One of the biggest issues that environmentalists are fighting right now is the large presence of palm oil in everything from skincare to hair products. Ingrid Cox reports.
As the global population grows, demand for palm oil increases. The way palm oil plantations are currently established is damaging to the environment.
Most Palm Oil is produced in areas that are most vulnerable to deforestation, Indonesia and Malaysia, alone, makeup around 80% of the global palm oil supply. Palm Oil also accounts for about half of packaged products in supermarkets and is in most household products; it’s in everything from ice cream to instant noodles. Most consumers are unaware of their palm oil consumption, and they often struggle to identify it because palm oil is rarely clearly labeled.

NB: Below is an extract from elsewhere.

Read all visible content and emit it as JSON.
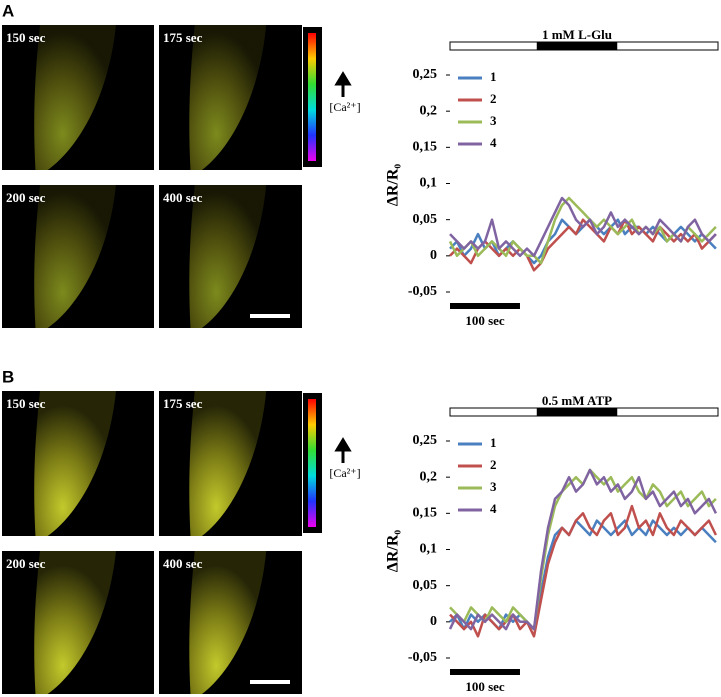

The reason this vast production of Palm Oil is posing a global problem is that the oil grows in tropical rainforests. These rainforests, as a result, are experiencing an increase in deforestation and an equivalent of 300 football fields are being destroyed every hour. Tropical deforestation is currently responsible for about 18% of greenhouse gas emissions and these mass clearings also result in the loss of habitat for many critically endangered species.
Between 2001 and 2010, palm oil production in Indonesia generated up to 268 million tons of carbon emissions. To reduce its environmental impacts and impact on wildlife, palm oil needs to be produced in a more sustainable way and currently, just 19% of worldwide palm oil production is sustainable.
The solution to the problem comes down to us, the consumer. We can start to solve the problem in various ways. For a start, a solution is to avoid buying products with palm oil or ensure you buy products that contain a sustainable alternative. The RSPO has developed environmentally friendly standards for palm oil production. However, the RSPO rules still allow forests to be destroyed in order to plant oil palm.